EZbakR represents a complete rewrite of bakR. Improvements implemented in EZbakR include:

  1. Modular function design that facilitates using EZbakR with any kind of NR-seq data, regardless of the experimental design or data details.
  2. Extended mixture modeling capabilities. Includes:
    • Support for multi-label analyses.
    • Hierarchical mutation rate estimation strategy to allow for feature-specific mutation rates.
    • More efficient and accurate uncertainty quantification
  3. Additional kinetic parameter estimation strategies:
    • Non-steady-state analyses as introduced in Narain et al., 2021.
    • Short-feed analyses that assume negligible degradation of existing RNA.
    • Synthesis rate estimation is implemented as a part of all strategies.
  4. Improved uncertainty propogation so as to achieve performance of bakR’s slower implementations (Hybrid and MCMC) with a strategy as efficient as bakR’s most efficent implementation (MLE).
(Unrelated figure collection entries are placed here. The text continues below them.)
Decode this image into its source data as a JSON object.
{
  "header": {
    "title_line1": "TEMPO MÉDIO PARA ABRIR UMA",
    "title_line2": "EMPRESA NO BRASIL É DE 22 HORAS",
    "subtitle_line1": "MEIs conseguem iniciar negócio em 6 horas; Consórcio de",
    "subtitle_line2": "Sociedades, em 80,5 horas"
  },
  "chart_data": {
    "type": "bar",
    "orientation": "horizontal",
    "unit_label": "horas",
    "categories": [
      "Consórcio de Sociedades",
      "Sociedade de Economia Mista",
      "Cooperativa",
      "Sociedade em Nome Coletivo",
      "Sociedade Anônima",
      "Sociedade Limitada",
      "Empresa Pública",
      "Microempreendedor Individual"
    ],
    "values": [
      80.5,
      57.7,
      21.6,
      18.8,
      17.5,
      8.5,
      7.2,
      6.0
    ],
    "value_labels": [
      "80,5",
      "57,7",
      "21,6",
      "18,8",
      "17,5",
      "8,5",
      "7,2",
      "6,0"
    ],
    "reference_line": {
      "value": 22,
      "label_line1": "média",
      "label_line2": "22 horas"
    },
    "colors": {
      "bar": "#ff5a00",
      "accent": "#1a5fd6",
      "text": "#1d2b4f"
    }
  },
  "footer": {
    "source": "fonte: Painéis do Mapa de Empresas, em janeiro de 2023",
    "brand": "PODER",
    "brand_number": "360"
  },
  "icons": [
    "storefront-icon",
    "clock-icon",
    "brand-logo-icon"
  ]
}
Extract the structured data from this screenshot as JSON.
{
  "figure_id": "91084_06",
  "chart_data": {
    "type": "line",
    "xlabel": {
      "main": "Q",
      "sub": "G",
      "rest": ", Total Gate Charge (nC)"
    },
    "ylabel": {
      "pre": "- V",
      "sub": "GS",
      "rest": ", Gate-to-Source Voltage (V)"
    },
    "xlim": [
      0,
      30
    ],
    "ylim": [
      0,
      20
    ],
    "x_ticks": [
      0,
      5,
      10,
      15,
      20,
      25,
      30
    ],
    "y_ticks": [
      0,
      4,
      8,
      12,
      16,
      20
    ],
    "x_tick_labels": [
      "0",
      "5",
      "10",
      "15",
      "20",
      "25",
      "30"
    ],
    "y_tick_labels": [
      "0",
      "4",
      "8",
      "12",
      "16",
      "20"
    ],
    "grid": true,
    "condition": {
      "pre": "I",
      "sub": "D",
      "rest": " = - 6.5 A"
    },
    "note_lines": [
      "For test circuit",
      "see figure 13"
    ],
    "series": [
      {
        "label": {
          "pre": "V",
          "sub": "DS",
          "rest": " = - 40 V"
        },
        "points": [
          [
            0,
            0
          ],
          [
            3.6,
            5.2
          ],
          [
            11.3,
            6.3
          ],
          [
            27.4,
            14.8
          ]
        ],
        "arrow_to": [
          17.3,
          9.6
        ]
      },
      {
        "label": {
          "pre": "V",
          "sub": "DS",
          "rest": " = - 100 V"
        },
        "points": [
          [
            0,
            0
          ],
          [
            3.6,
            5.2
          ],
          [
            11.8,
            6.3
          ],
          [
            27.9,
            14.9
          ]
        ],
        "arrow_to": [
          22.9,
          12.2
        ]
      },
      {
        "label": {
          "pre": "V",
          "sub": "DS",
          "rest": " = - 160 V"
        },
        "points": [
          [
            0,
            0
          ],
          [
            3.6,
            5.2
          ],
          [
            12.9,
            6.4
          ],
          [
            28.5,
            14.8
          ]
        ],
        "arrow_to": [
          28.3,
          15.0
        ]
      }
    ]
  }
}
  5. Removal of Stan dependencies. I love Stan, but having it as an R package dependency makes installation and maintenace more difficult.
  6. Optional Apache Arrow backend to help with analyses of larger-than-RAM datasets
  7. Linear model-based averaging of replicate data to support more complex experimental designs and maximally flexible comparative analyses.
  8. Greater flexibility in terms of the input data structure. Namely, multiple different features can be specified in your input cB table, and multiple different experimental details can be included in your input metadf table.
  9. A novel transcript isoform deconvolution strategy that allows for isoform-specific kinetic parameter estimation.

In the near future, EZbakR will support: 1. Alternative overdisperse mixture modeling strategies. 2. Generalized dynamical systems modeling of NR-seq data. 3. Anything bakR can do that isn’t currently implemented (Namely DissectMechanisms(), QC_checks(), and various visualization functions).